Nel quartiere della Loggia, la chiesa di Santa Maria in Valverde è preziosa espressione del barocco palermitano.

Edificata (inizio XII sec.), insieme al convento, dai canonici agostiniani della congregazione di Valverde, dopo circa duecento anni, con il sopraggiungere delle carmelitane scalze, subì un profondo mutamento.

A seguito dell’adesione all’ordine carmelitano della figlia di Camillo Pallavicino, grazie alla donazione ricevuta dal ricco genovese e al contributo artistico dell’architetto Mariano Smiriglio, la chiesa ottenne, nel 1633, l’aspetto che oggi conosciamo.

A caratterizzare la chiesa è un doppio ingresso. Il primo rifatto nel XIX sec., con affaccio su via Squarcialupo, presenta caratteri neoclassici con simboli tratti dalla Bibbia tra i campi geograficamente ripartiti.

Il secondo accesso, sul lato, è definito da un’anima squisitamente barocca. Progettato dall’architetto Paolo Amato (1691) e coronato da un timpano spezzato presenta un cartiglio con lo stemma dell’Ordine. Contiguo si staglia il campanile lapideo settecentesco con tre ordini sovrapposti

L’interno, a navata unica, è movimentato dall’abside semicircolare, dal coro e dai quattro altari laterali. Una decorazione a marmi mischi e stucchi (opera di Paolo Amato) arricchisce il contesto in un elegante insieme di ghirlande, volute, angeli. Incastonati nella decorazione sono gli affreschi La Gloria della Vergine e le scene bibliche rispettivamente opere di Olivio Sozzi nell’arcone e Antonino Grano nella volta.

Di particolare interesse gli altari laterali sono inquadrati da colonne tortili. Sulla destra il primo, intitolato a Santa Lucia, presenta una statua lignea cinquecentesca della santa e un angelo con in mano la palma del martirio e l’iconografico piatto con gli occhi. Il secondo, tipicamente barocco, espone putti, tendaggi svolazzanti e una cornice mistilinea dove doveva essere esposto un cinquecentesco Sant’Antonio di Vincenzo da Pavia poi sostituito da una Madonna con Bambino; anche qui un angelo regge un cappello da abate a ricordare la prima intitolazione.

Sul lato di sinistra è possibile ammirare l’altare del Crocifisso e quello dedicato alla Madonna del Carmelo. Il primo presenta la Santa Croce con ai piedi la statua dell’Addolorata; completano lo spazio nicchie aperte nella parete per ospitare le reliquie, i simboli della passione dell’arco e gli angeli che sorreggono la Colonna della Flagellazione e la Croce. La mensa dedicata alla Madonna del Carmelo (in origine all’Immacolata Concezione) è arricchita da un dipinto di ignoto che raffigura la Vergine; nello spazio sono diversi simboli mariani tratti dal libro dell’Apocalisse e dal Cantico dei Cantici.
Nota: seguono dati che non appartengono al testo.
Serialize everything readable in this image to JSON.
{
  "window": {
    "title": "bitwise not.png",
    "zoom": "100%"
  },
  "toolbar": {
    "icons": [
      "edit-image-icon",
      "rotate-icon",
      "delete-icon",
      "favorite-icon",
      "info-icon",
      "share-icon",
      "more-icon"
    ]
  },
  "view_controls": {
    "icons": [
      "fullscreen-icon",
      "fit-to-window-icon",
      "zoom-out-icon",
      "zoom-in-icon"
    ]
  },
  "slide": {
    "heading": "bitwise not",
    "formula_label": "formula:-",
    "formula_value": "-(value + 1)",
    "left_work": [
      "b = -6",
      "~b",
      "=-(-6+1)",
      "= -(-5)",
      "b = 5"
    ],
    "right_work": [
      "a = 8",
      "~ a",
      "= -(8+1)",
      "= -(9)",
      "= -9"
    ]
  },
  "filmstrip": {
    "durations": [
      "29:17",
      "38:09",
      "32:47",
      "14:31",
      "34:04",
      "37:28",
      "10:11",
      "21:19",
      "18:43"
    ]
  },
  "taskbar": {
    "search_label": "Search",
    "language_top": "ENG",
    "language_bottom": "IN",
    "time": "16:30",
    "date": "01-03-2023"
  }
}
In posizione centrale il presbiterio, parzialmente rifatto nell’Ottocento da Giovanni Patricolo, è caratterizzato da angeli in legno stuccato (Salvatore Bagnasco, 1840) e eleganti paraste con medaglioni decorati da lapislazzuli e effigi di San Michele Arcangelo, Santa Teresa e Santa Maddalena dè Pazzi. Sull’altare maggiore fa bella mostra di sé la Madonna del Carmelo tra Sant’Alberto Carmelitano, Sant’Angelo di Licata, Santa Teresa d’Avila e Santa Maria Maddalena dè Pazzi opera secentesca di Pietro Novelli. Inquadrano il presbiterio due nicchie con le statue di Elia e Eliseo e le “gelosie” – le grate da cui le suore partecipavano alle celebrazioni.

Tra i principali artisti che lavorarono nel complesso ricordiamo: Paolo Amato a curare il primo impianto decorativo tra il 1694 e il 1702; a seguire l’allievo Andrea Palma. Dei maestri marmorei si ricordano: Francesco Scuto, Carlo Rutè e Filippo Di Vita.